Models have a context window limit measured in tokens. If your requirements document exceeds the limit, the model silently truncates input and generates test cases based on incomplete requirements. You receive no warning. Always check document length before prompting and break large specs into sections.
Q3. What is the difference between a foundation LLM and an instruction-tuned LLM?
A foundation model is trained on raw text and predicts the next token — it needs careful prompting to be useful for task-directed work. An instruction-tuned model has been fine-tuned to follow instructions, making it far more useful for test tasks out of the box. Most AI assistants you interact with are instruction-tuned. Reasoning models go further, thinking through multi-step problems before generating a final answer.
Q4. Name three test tasks where generative AI provides genuine value.
Any three of: Generating test case drafts from requirements, converting manual test cases to Gherkin format, writing synthetic test data, reviewing acceptance criteria for ambiguity or contradiction, summarising defect patterns from a bug list, generating test script skeletons from plain-English descriptions, explaining error messages and stack traces in plain language.
Q5. Why should you not paste real customer data into a public AI chatbot when generating test data?
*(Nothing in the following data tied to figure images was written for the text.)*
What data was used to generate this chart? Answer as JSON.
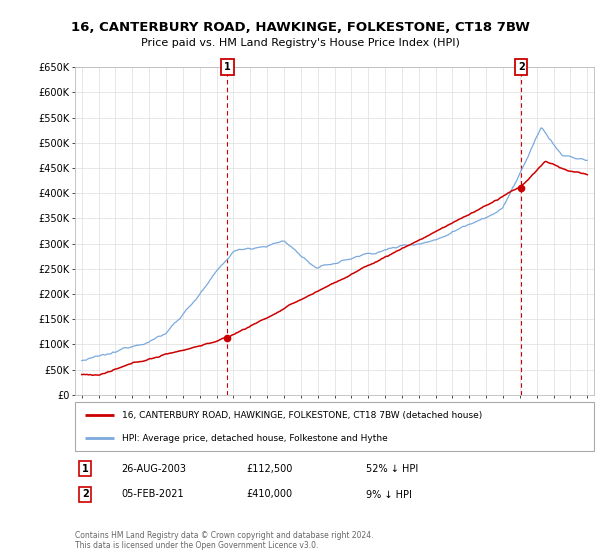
{
  "title": "16, CANTERBURY ROAD, HAWKINGE, FOLKESTONE, CT18 7BW",
  "subtitle": "Price paid vs. HM Land Registry's House Price Index (HPI)",
  "ylabel_ticks": [
    "£0",
    "£50K",
    "£100K",
    "£150K",
    "£200K",
    "£250K",
    "£300K",
    "£350K",
    "£400K",
    "£450K",
    "£500K",
    "£550K",
    "£600K",
    "£650K"
  ],
  "ytick_values": [
    0,
    50000,
    100000,
    150000,
    200000,
    250000,
    300000,
    350000,
    400000,
    450000,
    500000,
    550000,
    600000,
    650000
  ],
  "point1_year": 2003.65,
  "point1_price": 112500,
  "point1_date": "26-AUG-2003",
  "point1_hpi_pct": "52% ↓ HPI",
  "point2_year": 2021.08,
  "point2_price": 410000,
  "point2_date": "05-FEB-2021",
  "point2_hpi_pct": "9% ↓ HPI",
  "legend_line1": "16, CANTERBURY ROAD, HAWKINGE, FOLKESTONE, CT18 7BW (detached house)",
  "legend_line2": "HPI: Average price, detached house, Folkestone and Hythe",
  "footer": "Contains HM Land Registry data © Crown copyright and database right 2024.\nThis data is licensed under the Open Government Licence v3.0.",
  "hpi_color": "#7aaadd",
  "price_color": "#cc0000",
  "vline_color": "#cc0000",
  "background_color": "#ffffff",
  "grid_color": "#dddddd",
  "figwidth": 6.0,
  "figheight": 5.6,
  "dpi": 100
}
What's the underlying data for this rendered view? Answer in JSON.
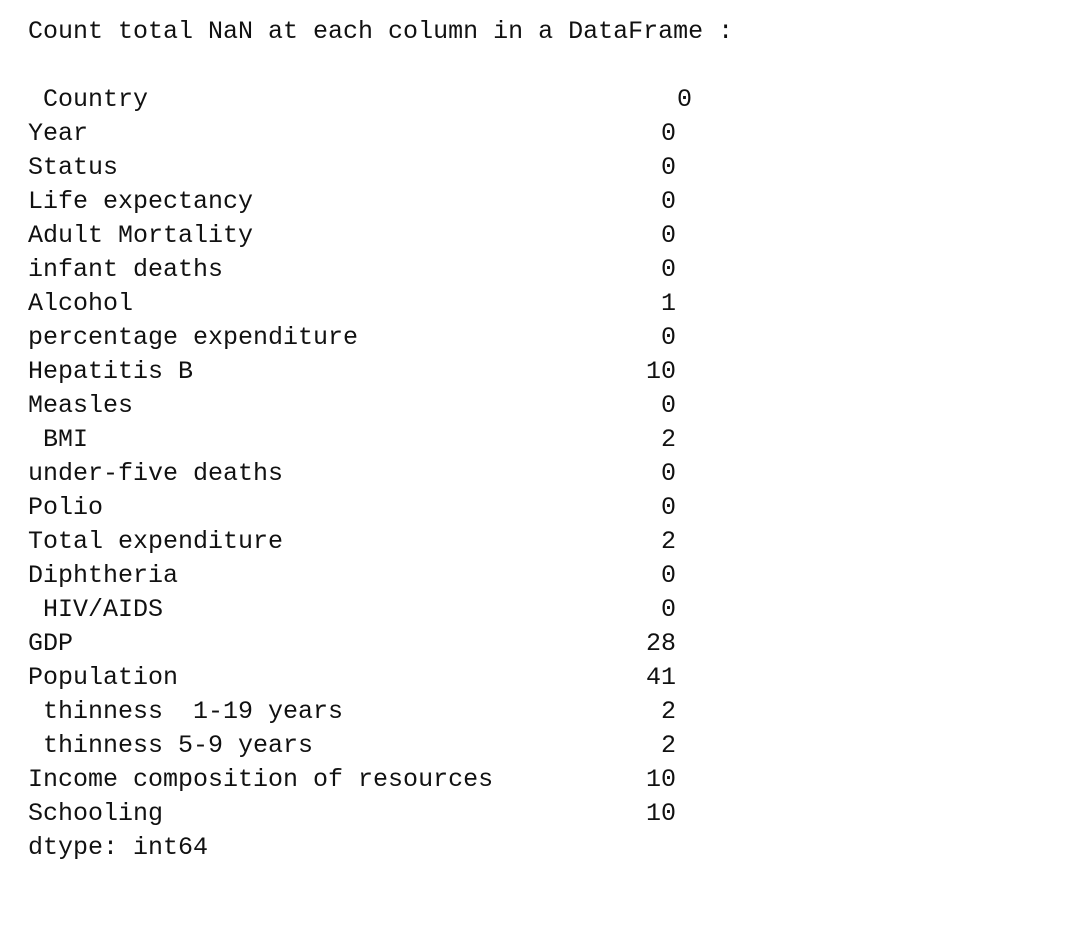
{
  "header": "Count total NaN at each column in a DataFrame :",
  "rows": [
    {
      "label": " Country",
      "value": "0"
    },
    {
      "label": "Year",
      "value": "0"
    },
    {
      "label": "Status",
      "value": "0"
    },
    {
      "label": "Life expectancy",
      "value": "0"
    },
    {
      "label": "Adult Mortality",
      "value": "0"
    },
    {
      "label": "infant deaths",
      "value": "0"
    },
    {
      "label": "Alcohol",
      "value": "1"
    },
    {
      "label": "percentage expenditure",
      "value": "0"
    },
    {
      "label": "Hepatitis B",
      "value": "10"
    },
    {
      "label": "Measles",
      "value": "0"
    },
    {
      "label": " BMI",
      "value": "2"
    },
    {
      "label": "under-five deaths",
      "value": "0"
    },
    {
      "label": "Polio",
      "value": "0"
    },
    {
      "label": "Total expenditure",
      "value": "2"
    },
    {
      "label": "Diphtheria",
      "value": "0"
    },
    {
      "label": " HIV/AIDS",
      "value": "0"
    },
    {
      "label": "GDP",
      "value": "28"
    },
    {
      "label": "Population",
      "value": "41"
    },
    {
      "label": " thinness  1-19 years",
      "value": "2"
    },
    {
      "label": " thinness 5-9 years",
      "value": "2"
    },
    {
      "label": "Income composition of resources",
      "value": "10"
    },
    {
      "label": "Schooling",
      "value": "10"
    }
  ],
  "footer": "dtype: int64"
}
Consumer AI tools may use your inputs to improve their training data. Pasting real customer data violates the NZ Privacy Act 2020 and the customer's reasonable expectation of privacy. It may also breach your organisation's information security policy and contractual obligations. Always use synthetic or anonymised data when working with AI tools, regardless of how trusted the tool appears.
11 Interview Questions
Common interview questions on GenAI foundations for testing roles.
Q: "How would you explain what a large language model is to a non-technical stakeholder?"
An LLM is a type of AI that has read enormous amounts of text and learned the patterns of language. It can complete sentences, answer questions, write code, and generate test cases — but it does not understand what it is writing the way a human does. It predicts what word should come next based on patterns learned during training. This means it is genuinely capable for many tasks, but also capable of generating plausible-sounding nonsense with complete confidence. Any output that matters needs a human to check it.
Q: "What would you check before using an AI tool to generate test cases for a banking application?"
I would check: (1) whether the tool is approved under our organisation's security and information handling policy; (2) whether it can accept sensitive input without using it for model training; (3) what the context window limit is and whether our specification fits within it; (4) whether I need to provide business rules explicitly in the prompt or whether the tool has embedded domain knowledge; and (5) what our review process is for AI-generated artefacts before they enter the test suite. I would not use an unapproved tool on a production banking system regardless of how capable it appeared.
Q: "Can you describe a risk of using an AI model for testing and how you would mitigate it?"
Hallucination — the model generates test cases with invented field names, fictional status codes, or wrong expected values. The output looks correct and is formatted correctly, which makes it easy to miss in review. Mitigation: every AI-generated test artefact is reviewed by a tester who knows the system before it is added to the suite. We treat AI output as a first draft, not a final artefact. For high-risk areas like financial calculations or authentication flows, we require the reviewing tester to trace each expected value back to a requirement.